Karen is an anesthesiology resident and your last patient of the week. Her chief concern is the irregularity of her maxillary incisors. She describes her experience of prolonged, comprehensive orthodontic therapy as an adolescent. She says that she had “4 years of treatment with 8 teeth extracted and a night brace—the works!” She admits that the result was never ideal, even immediately after treatment.
Her history does not surprise you. Her excessive facial convexity and vertical maxillary excess, including abundant gingival display and long lower facial height, are evident the moment you meet her. A 5-mm anterior open bite with maxillary constriction is obvious. You complete your examination and suggest bimaxillary surgery as the ideal way to address the problem, including segmental LeFort and mandibular advancement procedures. As you begin to advise Karen that assessment of diagnostic records is needed to verify your initial impression, she stares back at you defiantly and exclaims “No way!” She says that she sees many of those surgeries in the operating room and “no surgeon will do that to me!” She also politely declines fixed therapy but asserts that she will be highly compliant with esthetic aligners. You patiently explain the shortcomings of such correction, but she says that she doesn’t care. “No braces and no surgery,” she retorts.

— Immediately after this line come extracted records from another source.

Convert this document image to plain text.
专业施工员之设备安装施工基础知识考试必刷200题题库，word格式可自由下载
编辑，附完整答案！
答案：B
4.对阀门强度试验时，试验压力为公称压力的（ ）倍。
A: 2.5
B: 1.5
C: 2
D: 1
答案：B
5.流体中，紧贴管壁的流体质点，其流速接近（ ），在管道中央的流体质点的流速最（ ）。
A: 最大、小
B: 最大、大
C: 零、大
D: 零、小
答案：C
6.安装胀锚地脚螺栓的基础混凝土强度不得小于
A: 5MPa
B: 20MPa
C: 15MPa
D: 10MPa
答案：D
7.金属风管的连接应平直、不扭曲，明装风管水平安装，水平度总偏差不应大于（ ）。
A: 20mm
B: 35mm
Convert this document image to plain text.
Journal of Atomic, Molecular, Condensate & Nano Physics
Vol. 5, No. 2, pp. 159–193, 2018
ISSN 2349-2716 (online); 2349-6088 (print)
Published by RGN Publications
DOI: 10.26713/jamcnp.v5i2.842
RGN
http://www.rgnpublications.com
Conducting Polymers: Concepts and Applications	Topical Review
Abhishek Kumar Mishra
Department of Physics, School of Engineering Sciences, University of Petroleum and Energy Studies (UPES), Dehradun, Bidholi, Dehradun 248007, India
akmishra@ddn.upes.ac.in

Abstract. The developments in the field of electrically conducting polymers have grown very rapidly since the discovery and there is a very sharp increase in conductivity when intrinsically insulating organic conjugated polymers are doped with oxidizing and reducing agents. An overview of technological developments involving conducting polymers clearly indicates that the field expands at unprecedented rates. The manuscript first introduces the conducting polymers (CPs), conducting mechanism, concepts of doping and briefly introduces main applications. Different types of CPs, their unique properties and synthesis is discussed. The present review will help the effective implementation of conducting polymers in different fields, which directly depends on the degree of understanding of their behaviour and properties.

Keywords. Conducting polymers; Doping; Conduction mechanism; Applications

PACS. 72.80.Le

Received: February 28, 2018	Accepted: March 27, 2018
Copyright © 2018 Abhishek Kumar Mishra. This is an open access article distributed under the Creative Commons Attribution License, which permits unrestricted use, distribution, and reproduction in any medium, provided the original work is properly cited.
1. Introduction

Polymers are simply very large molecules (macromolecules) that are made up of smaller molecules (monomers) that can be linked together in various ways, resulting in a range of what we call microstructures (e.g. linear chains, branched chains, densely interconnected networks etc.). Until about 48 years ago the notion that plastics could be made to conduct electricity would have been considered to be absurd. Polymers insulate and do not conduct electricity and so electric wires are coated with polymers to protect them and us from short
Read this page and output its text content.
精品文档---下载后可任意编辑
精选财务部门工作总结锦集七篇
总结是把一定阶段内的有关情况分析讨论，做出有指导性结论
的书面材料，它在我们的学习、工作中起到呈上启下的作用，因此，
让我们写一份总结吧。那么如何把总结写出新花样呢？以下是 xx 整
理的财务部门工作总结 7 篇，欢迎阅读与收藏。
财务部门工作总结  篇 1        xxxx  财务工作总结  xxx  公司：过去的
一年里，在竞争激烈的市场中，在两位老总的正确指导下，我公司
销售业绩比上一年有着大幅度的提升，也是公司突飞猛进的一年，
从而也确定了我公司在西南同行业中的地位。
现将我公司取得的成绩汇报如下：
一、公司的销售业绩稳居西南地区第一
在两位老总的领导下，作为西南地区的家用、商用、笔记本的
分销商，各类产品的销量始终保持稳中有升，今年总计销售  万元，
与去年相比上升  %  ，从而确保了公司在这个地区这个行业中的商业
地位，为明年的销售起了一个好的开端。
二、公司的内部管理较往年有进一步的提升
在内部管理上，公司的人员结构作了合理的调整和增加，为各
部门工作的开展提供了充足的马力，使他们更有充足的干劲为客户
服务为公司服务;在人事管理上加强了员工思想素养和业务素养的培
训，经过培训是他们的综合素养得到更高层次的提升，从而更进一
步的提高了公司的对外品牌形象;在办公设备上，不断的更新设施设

We are well aware that informed consent is essential to orthodontic treatment delivery. Informed consent is a hallmark of the ethical principle of autonomy, as we give our patients sufficient information for them to choose a treatment plan. Our intent is to disclose the risks and benefits of treatment, as well as available options, to address each patient’s concerns. Also included should be the consequences of foregoing treatment altogether. In providing autonomy, an orthodontist should strive to bridge the gap between the professional’s perspective of the problem and the patient’s objectives of treatment by building a consensus between them. Contrast autonomy with the principle of paternalism in which the practitioner decides what is best for a patient, irrespective of the patient’s input.
Despite our efforts to emphasize the value of an ideal treatment plan, some patients choose a plan that is less than ideal—possibly one that might be prone to instability or could fail to address functional deficiencies. If we agree to treat that patient, and the patient accepts the shortcomings of his or her treatment choice, we are treating under informed refusal.
Informed refusal can occur for various reasons. Previous experiences, prejudices, religious beliefs, cultural lore, financial limitations, phobias, or simply a whim might be sufficient grounds for a patient to reject the ideal option and choose a significantly compromised alternative. An orthodontist must be introspective to be certain that the risks, benefits, and options were explained clearly and thoroughly in nonprejudicial, lay terms. Time for free dialog between the practitioner and the patient must be allowed to explore the patient’s questions and concerns. A practitioner should never view a patient’s rejection of an ideal treatment plan as a personal affront. And a practitioner has full autonomy to refuse to provide therapy if the limitations imposed by the patient jeopardize his or her dental health.
The most difficult aspect of providing informed consent can be the determination of the degree of detail disclosed for each treatment option. Although one should be as thorough as possible, excessive details or many treatment choices can create confusion—perhaps even bewilderment—resulting in the patient’s ambivalence toward treatment.
What do you say to Karen if she severely limits your treatment options? The ultimate responsibility of obtaining informed consent or accepting informed refusal is the orthodontist’s obligation. If informed refusal is the patient’s choice, the next choice is yours.
The author acknowledges the great influence of the book Dental Ethics in the development of this editorial.